Well he is marketing guy,the presentation I linked was done by the chief architect,Mike Butler. Who do you think knows better?
Note also that it was said that it was average figure. This means performance can be equal or better to CMP (so yes 1.8x applies) or 1.5x or even lower in some corner cases. It all depends on micro benchmark used. What matters is an average and it is 80% (of dual core CMP approach).
or it means that on average the second core gives 80% when looking across many benchmarks. which makes sense to me because its talking about die size and power in the same sentence. why say 80% perf when your comparing one module to 2 cores, it makes more sense that the extra core costs less area than a traditional core and uses less space.
EDIT
btw if the second core is really that weak then it means single threaded stuff should be very strong.
Because the whole presentation was about a module and not about a single core running on it.... You can even see it,it's so painfully obvious. It talks about 2 hardware execution threads,the good predicatbility of their performance(which they estimate to be 80% of the "old" CMP dual core approach). Read the first bullet point: "What it(:module) is? A monolithic dual core building block that supports two threads of execution" Then at the end: "Customer benefits: Estimated average of 80% of CMP performance(this is 2 cores by the way) with much less die area and power" .It clearly speaks about the module since the module now has much less die are than 2 cores done CMP way.
edit: sorry for bold parts,I just had to point out the obvious in the slide since it somehow escapes you guys.
edit no2:
Single thread should be definitely stronger when running alone on the module,similar goes for SB and Nehalem. The difference is that this single thread should be a lot stronger than a single thread of SB (not directly compared but compared when both run on isolation on their respective cores/modules).Quote:
Originally Posted by Manicdan
SB sees 0-30% speedup with SMT on. Bulldozer module sees around 1.6x speedup on average.This tells us that there is no erratic behavior with module approach and that is at least predictable. You can expect 10-15% better single thread result than what you would get from multicore scaled result.

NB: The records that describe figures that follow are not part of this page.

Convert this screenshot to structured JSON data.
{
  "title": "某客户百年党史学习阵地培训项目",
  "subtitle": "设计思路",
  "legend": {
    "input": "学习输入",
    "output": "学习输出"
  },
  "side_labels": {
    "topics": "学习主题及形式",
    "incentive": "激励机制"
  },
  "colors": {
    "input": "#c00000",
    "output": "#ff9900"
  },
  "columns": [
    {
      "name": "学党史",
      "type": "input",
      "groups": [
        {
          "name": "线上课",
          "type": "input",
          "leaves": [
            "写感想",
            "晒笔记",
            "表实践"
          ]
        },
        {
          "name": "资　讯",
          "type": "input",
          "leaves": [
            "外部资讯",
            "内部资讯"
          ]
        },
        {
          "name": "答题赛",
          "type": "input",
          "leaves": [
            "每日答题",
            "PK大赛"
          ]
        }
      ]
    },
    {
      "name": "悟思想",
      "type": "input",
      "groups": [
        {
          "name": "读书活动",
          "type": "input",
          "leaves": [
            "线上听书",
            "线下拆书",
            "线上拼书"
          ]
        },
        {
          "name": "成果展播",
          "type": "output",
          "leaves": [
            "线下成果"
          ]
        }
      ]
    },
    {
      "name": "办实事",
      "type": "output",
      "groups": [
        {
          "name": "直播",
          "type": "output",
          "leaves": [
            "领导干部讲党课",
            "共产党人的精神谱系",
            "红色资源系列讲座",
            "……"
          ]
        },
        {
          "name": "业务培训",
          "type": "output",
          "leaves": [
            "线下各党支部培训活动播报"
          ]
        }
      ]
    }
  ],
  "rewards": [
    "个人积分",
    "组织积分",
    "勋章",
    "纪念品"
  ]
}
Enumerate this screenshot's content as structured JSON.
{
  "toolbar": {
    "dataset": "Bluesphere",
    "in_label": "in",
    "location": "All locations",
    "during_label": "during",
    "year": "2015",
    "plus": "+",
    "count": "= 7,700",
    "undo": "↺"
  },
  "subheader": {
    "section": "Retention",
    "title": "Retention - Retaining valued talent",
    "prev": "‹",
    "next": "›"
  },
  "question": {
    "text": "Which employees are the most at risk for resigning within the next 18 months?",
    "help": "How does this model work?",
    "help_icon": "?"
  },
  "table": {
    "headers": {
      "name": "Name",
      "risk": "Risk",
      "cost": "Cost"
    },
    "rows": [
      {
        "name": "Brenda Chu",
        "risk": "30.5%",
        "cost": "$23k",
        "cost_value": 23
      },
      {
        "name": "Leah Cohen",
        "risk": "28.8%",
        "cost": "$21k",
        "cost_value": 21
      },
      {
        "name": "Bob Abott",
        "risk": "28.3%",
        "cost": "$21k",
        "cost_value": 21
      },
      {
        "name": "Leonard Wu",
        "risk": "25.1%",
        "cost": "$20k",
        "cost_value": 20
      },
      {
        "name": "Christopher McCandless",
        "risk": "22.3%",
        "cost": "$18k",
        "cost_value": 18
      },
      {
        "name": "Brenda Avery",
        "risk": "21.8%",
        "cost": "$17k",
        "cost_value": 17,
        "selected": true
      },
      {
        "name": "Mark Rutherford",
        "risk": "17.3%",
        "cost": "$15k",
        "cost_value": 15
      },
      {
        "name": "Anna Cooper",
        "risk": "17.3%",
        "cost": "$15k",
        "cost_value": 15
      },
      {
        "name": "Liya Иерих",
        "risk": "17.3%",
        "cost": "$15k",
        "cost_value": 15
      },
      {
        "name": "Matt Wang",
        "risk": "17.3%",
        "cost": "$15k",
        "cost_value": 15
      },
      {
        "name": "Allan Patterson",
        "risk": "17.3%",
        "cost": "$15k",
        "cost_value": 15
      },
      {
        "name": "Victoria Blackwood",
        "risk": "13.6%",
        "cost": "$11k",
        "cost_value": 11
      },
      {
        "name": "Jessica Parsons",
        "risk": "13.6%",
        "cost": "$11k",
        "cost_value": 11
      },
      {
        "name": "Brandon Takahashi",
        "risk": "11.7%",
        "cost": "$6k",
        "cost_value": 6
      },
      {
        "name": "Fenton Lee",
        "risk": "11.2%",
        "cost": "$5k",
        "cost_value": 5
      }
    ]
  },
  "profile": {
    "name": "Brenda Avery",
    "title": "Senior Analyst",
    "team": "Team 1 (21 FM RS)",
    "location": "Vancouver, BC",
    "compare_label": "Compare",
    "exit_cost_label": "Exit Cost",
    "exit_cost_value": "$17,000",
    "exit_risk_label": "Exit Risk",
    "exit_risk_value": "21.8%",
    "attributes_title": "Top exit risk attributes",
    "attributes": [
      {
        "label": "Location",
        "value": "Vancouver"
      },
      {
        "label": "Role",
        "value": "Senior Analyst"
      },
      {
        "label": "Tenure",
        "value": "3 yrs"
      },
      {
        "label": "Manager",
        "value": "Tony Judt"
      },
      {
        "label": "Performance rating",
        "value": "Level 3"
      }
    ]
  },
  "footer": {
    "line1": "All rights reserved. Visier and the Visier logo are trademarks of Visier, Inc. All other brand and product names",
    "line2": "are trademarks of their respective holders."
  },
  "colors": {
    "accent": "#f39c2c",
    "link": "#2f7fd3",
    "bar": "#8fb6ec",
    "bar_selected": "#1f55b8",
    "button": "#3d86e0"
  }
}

The question is : is that single core running on a module alone still noticeably faster than K10 core? If it isn't than multicore result will be a lot less better and you won't see 33% better scores over Thuban at similar clock. You may see 10-20% better ,depending on application. Maybe even less than that (as cinebench indicates-no better than Thuban ...).
This again?
I can hardly wait to hear the kind of arguing that will ensue when they subtract the FP unit out of the module and send all the FP/SIMD work to the GPU. How many cores will it have then?
i tried to get clarity on what the 80% was because its clearly confusing people,
i got an answer, and i trust that answer until we are told it was a mistake.